Kemenkumham Beri Penghargaan Penemu Asal Papua
Berita

Kemenkumham Beri Penghargaan Penemu Asal Papua

Karena tolak tawaran universitas di Inggris untuk membeli putus temuannya.

Inu
Bacaan 2 Menit
Direktur Jenderal Hak Kekayaan Intelektual Ahmad M Ramly (kiri). Foto: SGP
Direktur Jenderal Hak Kekayaan Intelektual Ahmad M Ramly (kiri). Foto: SGP

Apa jadinya jika kekayaan dan keragaman alam Papua diolah masyarakat setempat?

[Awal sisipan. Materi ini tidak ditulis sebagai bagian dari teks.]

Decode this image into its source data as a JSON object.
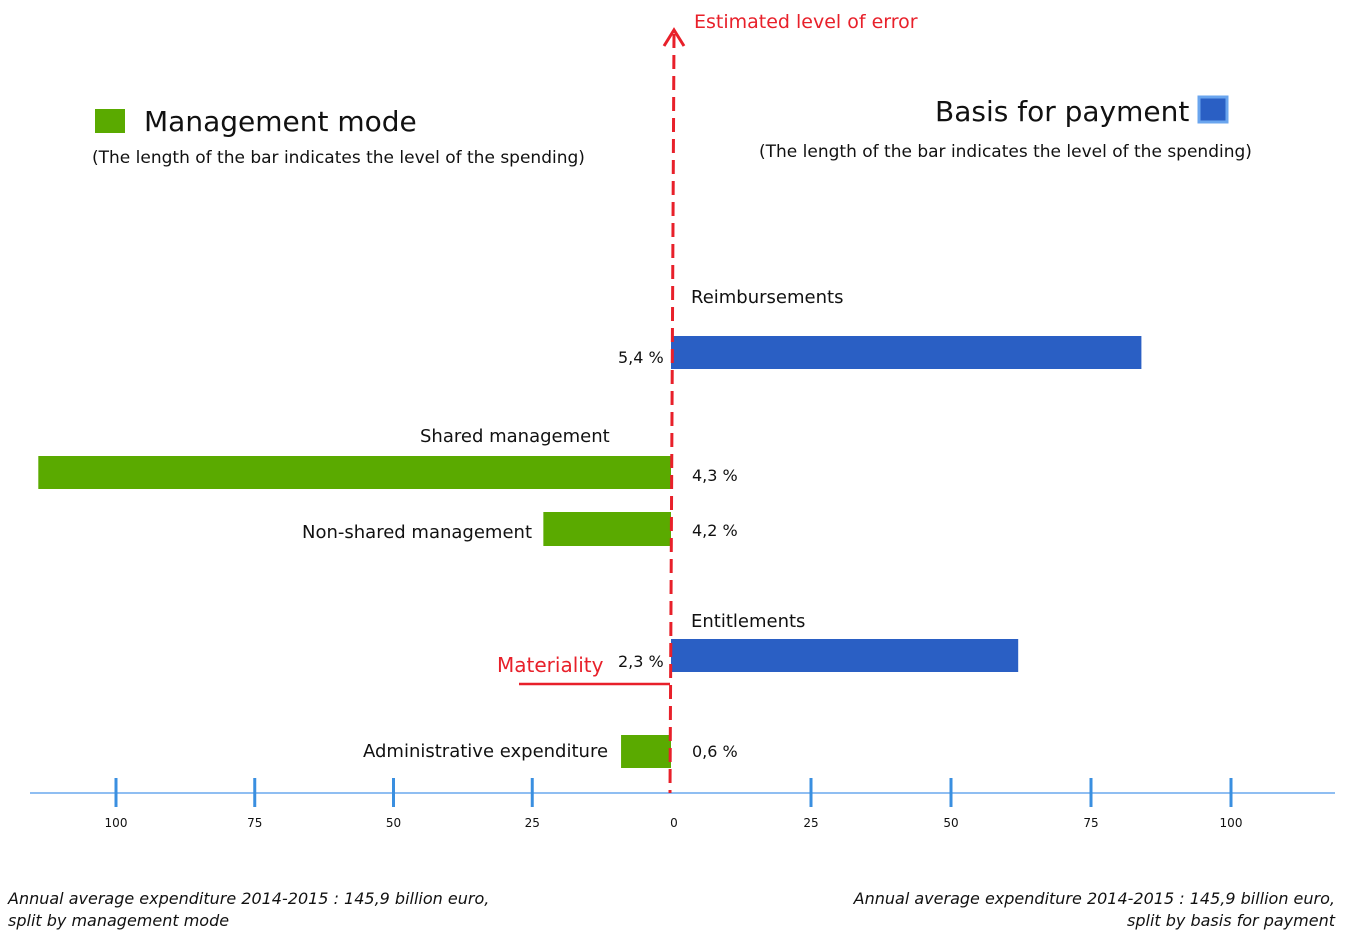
{
  "chart_data": {
    "type": "bar",
    "axis_title": "Estimated level of error",
    "materiality_label": "Materiality",
    "materiality_value": 2,
    "left_panel": {
      "title": "Management mode",
      "subtitle": "(The length of the bar indicates  the level of the spending)",
      "color": "#5aaa00",
      "categories": [
        {
          "label": "Shared management",
          "error": "4,3 %",
          "error_value": 4.3,
          "spending": 114
        },
        {
          "label": "Non-shared management",
          "error": "4,2 %",
          "error_value": 4.2,
          "spending": 23
        },
        {
          "label": "Administrative expenditure",
          "error": "0,6 %",
          "error_value": 0.6,
          "spending": 9
        }
      ],
      "note_line1": "Annual average expenditure 2014-2015 :  145,9 billion euro,",
      "note_line2": "split by management mode"
    },
    "right_panel": {
      "title": "Basis for payment",
      "subtitle": "(The length of the bar indicates  the level of the spending)",
      "color": "#2a5fc4",
      "categories": [
        {
          "label": "Reimbursements",
          "error": "5,4 %",
          "error_value": 5.4,
          "spending": 84
        },
        {
          "label": "Entitlements",
          "error": "2,3 %",
          "error_value": 2.3,
          "spending": 62
        }
      ],
      "note_line1": "Annual average expenditure 2014-2015 : 145,9  billion euro,",
      "note_line2": "split by basis for payment"
    },
    "x_ticks_left": [
      "100",
      "75",
      "50",
      "25"
    ],
    "x_ticks_right": [
      "0",
      "25",
      "50",
      "75",
      "100"
    ],
    "xlim": [
      -100,
      100
    ],
    "axis_color": "#3a8fe0",
    "axis_line_color": "#e8202a"
  }
}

Hasilnya adalah daya sembuh. Padahal, obat itu berasal dari benalu, parasit namun perpaduan itu memberi harapan bagi penderita sakit ganas seperti kanker untuk terbebas dari penderitaan.

 

Perpaduan itu dengan jeli diserap oleh Maria D Sawias van der Mollen. Wanita paruh baya yang berprofesi dokter itu kini diakui negara sebagai penemu ramuan tradisional asal tanah kelahirannnya, Papua. Dia diakui sebagai penemu obat kanker yang berasal dari benalu.

 

Pengakuan itu disampaikan sendiri oleh Menteri Hukum dan HAM, Amir Syamsuddin di kantor Kemenhukham, Senin (31/10). Penghargaan disampaikan kala peringatan Hari Jadi Kemenhukham yang dirayakan setiap 30 Oktober.

 

Bukan sembarang penghargaan ini diberikan pada Maria. Wanita ini dinilai sebagai penemu pertama obat kanker dari bahan baku benalu. Tapi bukan itu saja. Dia dinyatakan juga sebagai inventor ‘penemu’ obat kanker yang juga seorang nasionalis. Karena, sebagai penemu obat kanker, tawaran menjual temuan dari sebuah lembaga pendidikan di Inggris ditolaknya.

 

“Tentu saya tolak,” ungkap Maria pada wartawan seusai menerima penghargaan. Padahal, tawaran yang disodorkan Oxford University terbilang cukup fantastis, dua juta poundsterling.

 

Maria mengaku bukan tak tergiur dengan nilai uang yang besar itu. Apabila tawaran diterima, pihak penawar sebelumnya mengajukan syarat yang menurutnya tidak menguntungkan. “Tak hanya buat saya tapi buat masyarakat dan keragaman hayati Papua.”

 

Pasalnya, Oxford University mensyaratkan, nilai uang yang ditawarkan itu sekaligus untuk melepas hak Maria atas temuannya. Artinya, dia dilarang untuk memanfaatkan temuannya. Menurutnya, jika hak paten dimiliki asing, maka bumi Papua akan menjadi sarang eksploitasi peneliti asing. “Bukan tak mungkin juga, potensi lain dari keragaman Papua akan hilang dikuasai orang asing,” sebutnya.